John Locke prepared the introduction which follows to his Letter Concerning Toleration.


The ensuing Letter concerning Toleration first printed in Latin this very year in Holland, has already been translated both into Dutch and French. So general and speedy an approbation may, therefore, bespeak its favourable reception in England. I think, indeed, there is no nation under heaven in which so much has already been said upon that subject as ours. But yet, certainly, there is no people that stand in more need of having something further both said and done amongst them, in this point, than we do.

Our government has not only been partial in matters of religion; but those also who have suffered under that partiality, and have therefore endeavoured by their writings to vindicate their own rights and liberties, have for the most part done it upon narrow principles, suited only to the interests of their own sects.

This narrowness of spirit, on all sides, has undoubtedly been the principal occasion of our miseries and confusions. But, whatever have been the occasion, it is now high time to seek for a thorough cure. We have need of more generous remedies than what have yet been made use of, in our distemper.
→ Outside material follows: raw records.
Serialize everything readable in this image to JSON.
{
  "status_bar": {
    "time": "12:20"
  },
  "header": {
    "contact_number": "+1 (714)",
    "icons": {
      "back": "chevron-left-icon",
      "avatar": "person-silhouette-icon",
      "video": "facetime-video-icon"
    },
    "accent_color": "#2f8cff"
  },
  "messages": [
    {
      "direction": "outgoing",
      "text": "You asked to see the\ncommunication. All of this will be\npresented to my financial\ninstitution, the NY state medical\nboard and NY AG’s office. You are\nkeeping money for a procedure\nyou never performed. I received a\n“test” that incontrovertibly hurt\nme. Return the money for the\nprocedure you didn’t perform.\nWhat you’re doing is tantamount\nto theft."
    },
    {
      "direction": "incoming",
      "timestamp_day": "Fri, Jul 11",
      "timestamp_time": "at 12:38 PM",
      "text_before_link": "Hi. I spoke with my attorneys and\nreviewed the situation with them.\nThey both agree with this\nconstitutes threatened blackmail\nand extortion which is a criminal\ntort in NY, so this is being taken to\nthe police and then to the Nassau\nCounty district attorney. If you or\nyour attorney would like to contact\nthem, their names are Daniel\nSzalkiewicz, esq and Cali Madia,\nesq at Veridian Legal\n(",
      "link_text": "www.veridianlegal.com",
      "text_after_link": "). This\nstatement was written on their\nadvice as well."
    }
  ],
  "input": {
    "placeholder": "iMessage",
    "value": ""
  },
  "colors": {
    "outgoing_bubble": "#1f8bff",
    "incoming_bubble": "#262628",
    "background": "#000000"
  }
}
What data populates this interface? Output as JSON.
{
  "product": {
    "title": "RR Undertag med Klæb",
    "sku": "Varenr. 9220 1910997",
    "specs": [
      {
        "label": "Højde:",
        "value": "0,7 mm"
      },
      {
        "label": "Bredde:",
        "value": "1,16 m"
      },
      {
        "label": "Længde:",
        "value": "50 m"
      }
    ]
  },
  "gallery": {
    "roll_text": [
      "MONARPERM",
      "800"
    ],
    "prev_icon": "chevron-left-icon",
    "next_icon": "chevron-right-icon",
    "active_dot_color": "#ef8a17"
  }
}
It is neither Declarations of Indulgence nor Acts of Comprehension, such as have yet been practised or projected amongst us, that can do the work. The first will but palliate, the second increase our evil.

Absolute liberty, just and true liberty, equal and impartial liberty, is the thing that we stand in need of. Nor, though this has indeed been much talked of, I doubt it has not been much understood; I am sure not at all practised, either by our governors towards the people in general, or by any dissenting parties of the people towards one another.

I cannot, therefore, but hope that this Discourse, which treats of that subject, however briefly, yet more exactly than any we have yet seen, demonstrating both the equitableness and practicableness of the thing, will be esteemed highly seasonable by all men that have souls large enough to prefer the true interest of the public before that of a party.

It is for the use of such as are already so spirited, or to inspire that spirit into those that are not, that 1 have translated it into our language. But the thing itself is so short that it will not bear a longer preface. I leave it, therefore, to the consideration of my countrymen, and heartily wish they may make the use of it that it appears to be designed for.